Francona has been just as advertised since taking over in Cleveland.
In the Francona Years, the Tribe now has four straight winning seasons, two postseason appearances, and an appearance the 2016 World Series. Much like 1997, the Indians came painfully close to ending their championship drought, one that dates back to its last title in 1948. The Indians are now working on a possible fifth straight winning season and hopeful of a third postseason berth. A second straight division crown is also within reach for the current AL Central Division leaders.

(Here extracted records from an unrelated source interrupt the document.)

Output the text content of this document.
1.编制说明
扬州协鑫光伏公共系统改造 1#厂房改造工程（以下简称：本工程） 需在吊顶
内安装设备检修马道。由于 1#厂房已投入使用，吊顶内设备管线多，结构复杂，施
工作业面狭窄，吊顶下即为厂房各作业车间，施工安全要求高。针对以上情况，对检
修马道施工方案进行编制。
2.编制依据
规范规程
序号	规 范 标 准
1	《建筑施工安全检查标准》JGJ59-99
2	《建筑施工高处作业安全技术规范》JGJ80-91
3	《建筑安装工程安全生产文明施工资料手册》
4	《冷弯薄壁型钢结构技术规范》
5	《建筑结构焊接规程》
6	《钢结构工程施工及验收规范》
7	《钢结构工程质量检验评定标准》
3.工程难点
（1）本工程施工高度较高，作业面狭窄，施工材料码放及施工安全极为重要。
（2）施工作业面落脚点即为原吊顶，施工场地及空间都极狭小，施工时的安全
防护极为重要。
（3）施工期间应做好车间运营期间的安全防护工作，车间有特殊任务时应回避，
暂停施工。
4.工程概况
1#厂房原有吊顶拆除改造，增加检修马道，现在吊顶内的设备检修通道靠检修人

Almost like those 1990s teams, when Francona took over he may have been the squad’s most recognizable name and top personality. That was the case when Hargrove took over an unheralded group in 1991.
Also like those teams of two decades ago, this management team identified young players to build the franchise around and many of them have blossomed into stars. Francona is no longer the face of the Indians franchise. There are stars and All-Stars littering the Tribe roster these days. Corey Kluber is a Cy Young Award winner and annual contender for the top pitching prize. Francisco Lindor has a Platinum Glove to his name. Michael Brantley and Jason Kipnis are two-time All-Stars for the Tribe. Jose Ramirez went to his first Midsummer Classic this year.
Those are just the guys the Indians groomed from their early days. Last year’s trade addition and superstar reliever Andrew Miller was an All-Star again this year. Free agent addition Edwin Encarnacion was an All-Star as recently as last year. The Tribe lineup and pitching staff has big names all over it now. Starter Carlos Carrasco and outfielder Lonnie Chisenhall were borderline All-Stars this year, but did not get the nods.
If the Indians can indeed reach the playoffs again this year (presumably with a likely record above .500 record), they would be hitting a run of sustained success seen only three other times in the first 116 years of the franchise. Two of those other long-sustained runs came before 1970, so most fans today do not have a lot to draw on besides the 1990s Tribe.
Those 90s teams were very much loved. However, do not fall asleep on the group playing in the 23-year-old beautiful ballpark these days. They have stars that will be in Cleveland for a good handful of years. They have a chance to keep building on the great success that they have already enjoyed under Francona. Most importantly, they have a chance to do what those teams in the 90s could not do and that is win a World Series.
Ten to 15 years from now, it is conceivable that Clevelanders could look back on this era of good play the way they have on those great 1990s squads. Perhaps someone like Kluber or Ramirez or Lindor will have their likeness in statue form outside the stadium in a couple of decades. Perhaps fans in ten years will compare those future Indians squads to the ones of today. Perhaps these 2010s Indians will be debated as an all-time great Cleveland sports team. Perhaps this current incarnation will even get its own documentary. And, perhaps, that documentary could end with a World Series title win that ended what now stats as the game’s longest run without a title.
The story of the 1990s Indians is written and documented. History cannot change their greatness nor their inability to finish the job. These Indians are in the midst of their story. It may only be half written, for all we know. The ending is not yet finalized and their roller coaster ride could end on a high. Hopefully Tribe fans will be there to enjoy the thrills with the club along the way. While we should embrace the past, it is time to realize that the present Tribe may be just as much fun, entertaining, and successful.